Last week was a rough one for bulls. And unless you were aggressively long the iShares 20+ Year Treasury Bond ETF (TLT) or Utilities Select Sector SPDR ETF (XLU), you probably endured a few head shots.
From an index standpoint, the SPDR S&P 500 Trust (SPY), Powershares QQQ Trust (QQQ) and SPDR Dow Jones Industrial Average ETF (DIA) declined between 1.2% and 1.65%. The hardest-hit index, the iShares Russell 2000 (IWM), fell nearly 2.5%.
Of the major commodities I track, light crude oil was obviously the week's biggest loser. The United States Oil ETF (USO) declined roughly 6.6%. Those tracking the futures market will note September crude closed at $43.75, a new contract low.
From a sector standpoint, the SPDR S&P Biotech ETF (XBI), SPDR S&P Metals and Mining ETF (XME), First Trust ISE-Revere Natural Gas ETF (FCG) and Energy Select Sector SPDR ETF (XLE) were the week's biggest losers. Given the near-daily declines in oil and metals, I see no need to expound on them further. Biotech, on the other hand, is a newcomer to the house of pain.

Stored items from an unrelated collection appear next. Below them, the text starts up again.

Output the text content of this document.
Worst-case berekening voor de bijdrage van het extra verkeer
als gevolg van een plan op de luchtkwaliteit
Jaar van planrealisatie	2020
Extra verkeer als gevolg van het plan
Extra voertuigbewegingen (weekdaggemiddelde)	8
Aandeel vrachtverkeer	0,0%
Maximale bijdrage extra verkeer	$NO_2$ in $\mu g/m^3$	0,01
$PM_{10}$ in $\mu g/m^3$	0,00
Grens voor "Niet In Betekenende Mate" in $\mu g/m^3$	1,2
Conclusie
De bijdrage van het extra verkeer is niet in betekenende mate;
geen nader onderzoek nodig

A few biotechs particularly hard hit on the week were Acadia Pharma (ACAD), Alnylam Pharma (ALNY), Opko Health (OPK) and BioMarin Pharma (BMRN). Rather than delve into the technicals of each individual stock, just note the XBI closed beneath both its late June and early July swing low, and, for a second consecutive session, beneath its 50-day exponential moving average (EMA).

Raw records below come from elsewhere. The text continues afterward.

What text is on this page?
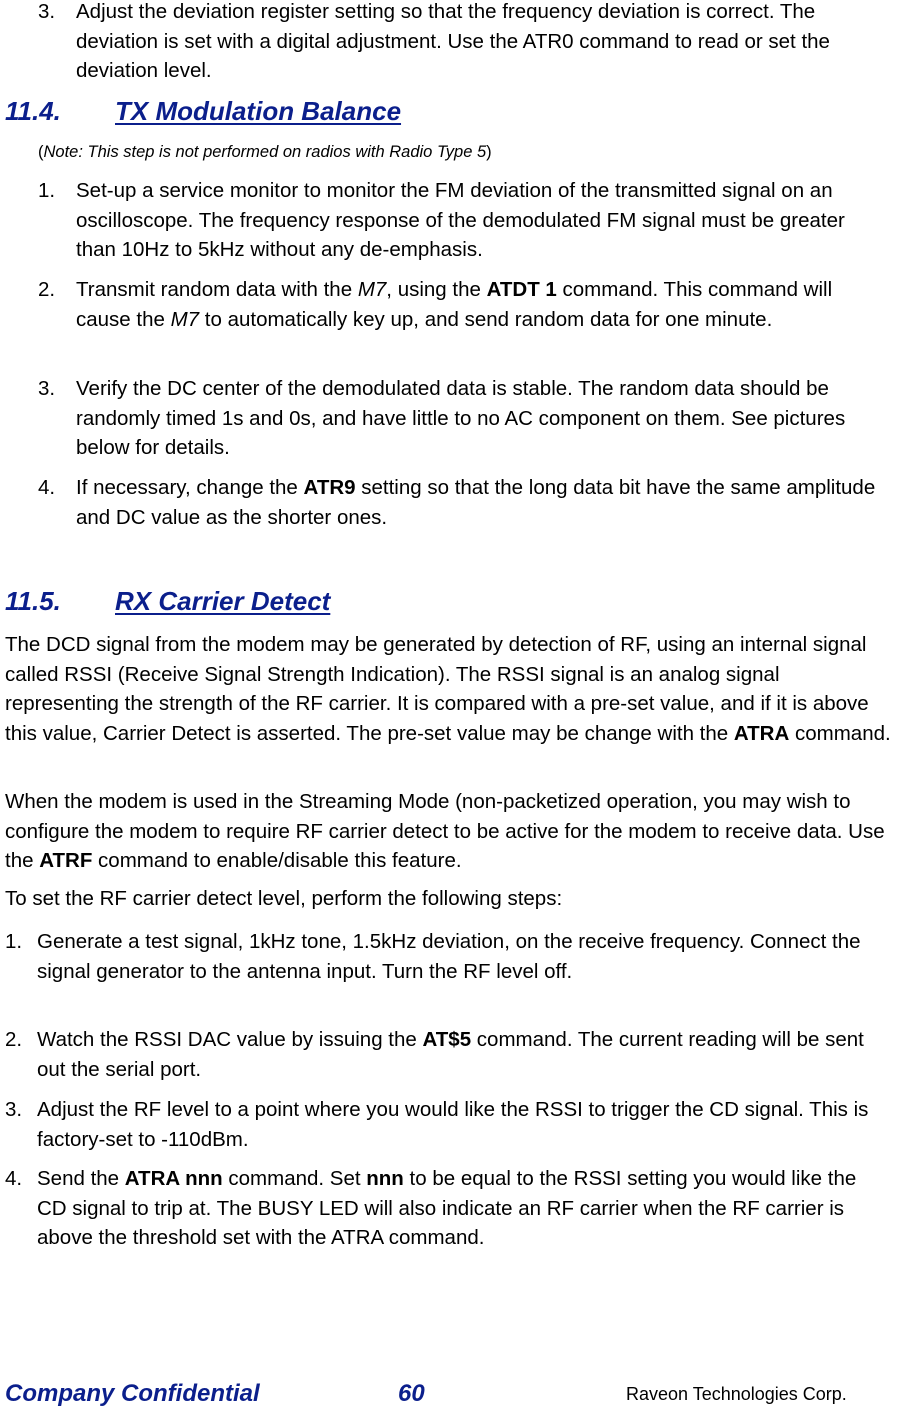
3.	Adjust the deviation register setting so that the frequency deviation is correct. The deviation is set with a digital adjustment. Use the ATR0 command to read or set the deviation level.
11.4. TX Modulation Balance
(Note: This step is not performed on radios with Radio Type 5)
1.	Set-up a service monitor to monitor the FM deviation of the transmitted signal on an oscilloscope. The frequency response of the demodulated FM signal must be greater than 10Hz to 5kHz without any de-emphasis.
2.	Transmit random data with the M7, using the ATDT 1 command. This command will cause the M7 to automatically key up, and send random data for one minute.
3.	Verify the DC center of the demodulated data is stable. The random data should be randomly timed 1s and 0s, and have little to no AC component on them. See pictures below for details.
4.	If necessary, change the ATR9 setting so that the long data bit have the same amplitude and DC value as the shorter ones.
11.5. RX Carrier Detect

The DCD signal from the modem may be generated by detection of RF, using an internal signal called RSSI (Receive Signal Strength Indication). The RSSI signal is an analog signal representing the strength of the RF carrier. It is compared with a pre-set value, and if it is above this value, Carrier Detect is asserted. The pre-set value may be change with the ATRA command.

When the modem is used in the Streaming Mode (non-packetized operation, you may wish to configure the modem to require RF carrier detect to be active for the modem to receive data. Use the ATRF command to enable/disable this feature.

To set the RF carrier detect level, perform the following steps:

1. Generate a test signal, 1kHz tone, 1.5kHz deviation, on the receive frequency. Connect the signal generator to the antenna input. Turn the RF level off.
2. Watch the RSSI DAC value by issuing the AT$5 command. The current reading will be sent out the serial port.
3. Adjust the RF level to a point where you would like the RSSI to trigger the CD signal. This is factory-set to -110dBm.
4. Send the ATRA nnn command. Set nnn to be equal to the RSSI setting you would like the CD signal to trip at. The BUSY LED will also indicate an RF carrier when the RF carrier is above the threshold set with the ATRA command.
Company Confidential	60	Raveon Technologies Corp.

Before we lay out Monday's trade plan, let's look beneath the surface of the S&P 500.
For those unclear what they're looking at on the chart above, the top chart is a weekly view of the SPY. Beneath the SPY you'll see the NYAD, which is simply the NYSE advance/decline line. Under the NYAD are two additional indications of market breadth. The first is the percent of S&P 500 stocks trading above their 50-day moving average. And the second is the percent of S&P 500 stocks trading above their 200-day moving average.

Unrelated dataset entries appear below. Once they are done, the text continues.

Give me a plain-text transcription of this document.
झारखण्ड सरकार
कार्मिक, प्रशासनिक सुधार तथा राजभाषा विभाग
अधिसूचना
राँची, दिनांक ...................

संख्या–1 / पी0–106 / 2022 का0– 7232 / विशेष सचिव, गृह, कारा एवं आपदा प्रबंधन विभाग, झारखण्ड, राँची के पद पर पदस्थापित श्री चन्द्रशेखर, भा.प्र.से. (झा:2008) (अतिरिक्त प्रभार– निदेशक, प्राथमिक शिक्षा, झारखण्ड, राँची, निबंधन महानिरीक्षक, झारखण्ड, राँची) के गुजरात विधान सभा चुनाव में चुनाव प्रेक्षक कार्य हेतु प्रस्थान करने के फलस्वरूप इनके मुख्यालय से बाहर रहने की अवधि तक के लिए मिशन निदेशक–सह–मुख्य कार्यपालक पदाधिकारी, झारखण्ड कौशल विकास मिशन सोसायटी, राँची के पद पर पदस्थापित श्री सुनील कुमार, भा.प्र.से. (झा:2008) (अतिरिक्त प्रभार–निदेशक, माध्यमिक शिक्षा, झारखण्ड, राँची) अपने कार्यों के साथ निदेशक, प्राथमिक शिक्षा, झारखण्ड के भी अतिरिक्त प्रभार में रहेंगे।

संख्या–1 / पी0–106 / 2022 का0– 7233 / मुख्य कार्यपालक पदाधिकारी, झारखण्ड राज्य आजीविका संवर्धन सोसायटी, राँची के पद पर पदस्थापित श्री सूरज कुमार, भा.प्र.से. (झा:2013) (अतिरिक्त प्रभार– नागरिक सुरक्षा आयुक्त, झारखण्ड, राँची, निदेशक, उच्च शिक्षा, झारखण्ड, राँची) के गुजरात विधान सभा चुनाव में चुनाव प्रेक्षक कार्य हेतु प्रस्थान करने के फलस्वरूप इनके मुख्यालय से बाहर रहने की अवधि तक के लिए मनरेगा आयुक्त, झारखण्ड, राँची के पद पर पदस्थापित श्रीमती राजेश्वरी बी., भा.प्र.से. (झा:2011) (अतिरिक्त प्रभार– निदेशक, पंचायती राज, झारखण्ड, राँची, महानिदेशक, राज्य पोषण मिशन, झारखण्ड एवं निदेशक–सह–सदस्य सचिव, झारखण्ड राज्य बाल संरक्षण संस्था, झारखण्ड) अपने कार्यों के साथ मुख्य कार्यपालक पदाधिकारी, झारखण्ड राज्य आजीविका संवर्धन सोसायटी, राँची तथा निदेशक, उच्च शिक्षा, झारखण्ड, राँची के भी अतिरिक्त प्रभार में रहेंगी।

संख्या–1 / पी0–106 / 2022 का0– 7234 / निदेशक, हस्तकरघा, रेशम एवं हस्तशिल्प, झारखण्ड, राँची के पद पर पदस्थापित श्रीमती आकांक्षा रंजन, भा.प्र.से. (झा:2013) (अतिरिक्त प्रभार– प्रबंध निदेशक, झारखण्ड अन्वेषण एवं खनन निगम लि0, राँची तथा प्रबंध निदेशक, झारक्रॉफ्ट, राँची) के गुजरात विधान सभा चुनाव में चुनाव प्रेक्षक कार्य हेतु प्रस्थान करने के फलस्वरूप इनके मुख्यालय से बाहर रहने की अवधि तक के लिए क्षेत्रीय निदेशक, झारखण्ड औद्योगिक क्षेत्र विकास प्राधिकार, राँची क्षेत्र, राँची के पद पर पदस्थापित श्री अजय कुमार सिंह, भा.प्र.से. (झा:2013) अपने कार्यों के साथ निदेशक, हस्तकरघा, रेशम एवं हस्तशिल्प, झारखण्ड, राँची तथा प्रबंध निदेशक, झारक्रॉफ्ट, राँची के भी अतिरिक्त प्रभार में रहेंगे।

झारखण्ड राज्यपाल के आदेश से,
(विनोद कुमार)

As you've probably deduced from the downward sloping red trend lines, we have bearish divergences aplenty (and they've been in place for quite some time). Simply put, the SPY is holding its own at a time when fewer than 50% of S&P 500 stocks are trading above their 50-day moving average. That, frankly, will remain an ongoing problem for the bulls.
Turning our attention to Monday's E-mini S&P 500 Futures (Es) auction, we'll want to continue to treat the 2080 to 2083 area as a major pivot. As long as value (and session closes) remain beneath that three-handle zone, a short-term bearish posture will remain appropriate.
Keeping in mind the Es close on top of Friday's volume point of control (VPOC/Value), any rejection from 2080.50 to 2083 would encourage sellers to target 2073.50 (Friday's value), 2068 and 2057.75.
A sustained shift in value above the low-2080s would improve the picture for bulls, and shift our focus toward 2088.75 and 2097.50.